The Board of Directors of the Dhaka Stock Exchange has cancelled its extraordinary general meeting scheduled on Tuesday for passing the demutualisation scheme following a stay order from the High Court. The High Court bench of Justice Mamnoon Haque issued the order following a writ petition filed on Monday by DSE director Ahmed Iqbal Hasan due to complexity over four unclaimed memberships of the bourse.
‘We are also not properly informed about the matter yet as we were served a notice by the lawyer of Ahmed Iqbal Hasan few hours before the EGM,’ DSE president Ahsanul Islam told New Age when asked about the issue.
He said the DSE could only confirm the validity of the claim in the attorney general’s office within such short time and had no other way but to postpone the EGM.
‘We had announced the EGM date long before. If anyone had any problem he should have raised the issue earlier,’ he said.
The DSE chief said the bourse would apply to the court for withdrawing the order and let it carry on the proceedings of demutualisation as per the schedule.
Sources present in the EGM said the petitioner had termed selling shares of the four unclaimed licences, as per demutualisation condition, by the DSE unconstitutional as those were personal properties of the individual members.
‘As there is neither an expiry date of the licence nor did the DSE send any notice to the members in this regard, the bourse cannot decide the fate of any personal property despite having the consent of the majority of the members,’ said a stockbroker present at the meeting.
He said such move violated the Companies Law under which the DSE was registered.
‘According to the demutualisation process the issue has to be resolved before passing the scheme as transfer of shares is a part of the scheme. So, we had no other choice but to postpone the EGM for seven days,’ he said.
The four memberships were registered to the DSE under names of Late Abdul Ahad (membership number 36), Mohammad Hosain (member number 96), Ahsanur Rahman (membership number 103) and Late Md Idris (membership number 188).

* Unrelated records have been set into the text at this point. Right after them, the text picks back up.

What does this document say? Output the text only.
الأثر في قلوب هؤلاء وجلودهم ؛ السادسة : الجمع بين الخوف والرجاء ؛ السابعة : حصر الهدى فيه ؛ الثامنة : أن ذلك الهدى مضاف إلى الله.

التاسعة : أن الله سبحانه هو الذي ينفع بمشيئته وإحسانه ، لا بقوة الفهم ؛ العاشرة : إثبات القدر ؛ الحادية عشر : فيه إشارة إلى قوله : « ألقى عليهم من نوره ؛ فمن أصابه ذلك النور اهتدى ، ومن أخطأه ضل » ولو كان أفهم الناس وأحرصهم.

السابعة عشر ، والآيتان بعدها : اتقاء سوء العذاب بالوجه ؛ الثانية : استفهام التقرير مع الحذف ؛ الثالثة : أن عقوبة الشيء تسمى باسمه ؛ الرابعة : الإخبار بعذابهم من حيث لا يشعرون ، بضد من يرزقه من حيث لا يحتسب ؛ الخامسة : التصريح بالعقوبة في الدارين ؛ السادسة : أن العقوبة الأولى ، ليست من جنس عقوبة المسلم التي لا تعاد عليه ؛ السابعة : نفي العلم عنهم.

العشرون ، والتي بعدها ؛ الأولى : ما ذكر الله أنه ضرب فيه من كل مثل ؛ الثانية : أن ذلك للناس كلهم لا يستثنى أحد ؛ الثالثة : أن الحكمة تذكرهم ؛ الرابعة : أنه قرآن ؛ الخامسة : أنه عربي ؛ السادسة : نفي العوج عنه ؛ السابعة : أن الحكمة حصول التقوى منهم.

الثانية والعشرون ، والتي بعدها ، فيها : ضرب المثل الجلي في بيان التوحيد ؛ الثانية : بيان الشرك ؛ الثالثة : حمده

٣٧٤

DSE officials said the bourse did not have anything but the names of the members to contact them.
‘Those memberships had been remaining unused since 1975,’ a senior DSE official told New Age.
Earlier in the month, the DSE and the Bangladesh Securities and Exchange Commission got involved in a dispute over the structure of the DSE board that would carry out the demutualisation process.
The demutualisation, which separates the management of an exchange from its ownership, of the bourses was recommended for ensuring better corporate governance by a government committee that investigated the 2010-11 stock market scam.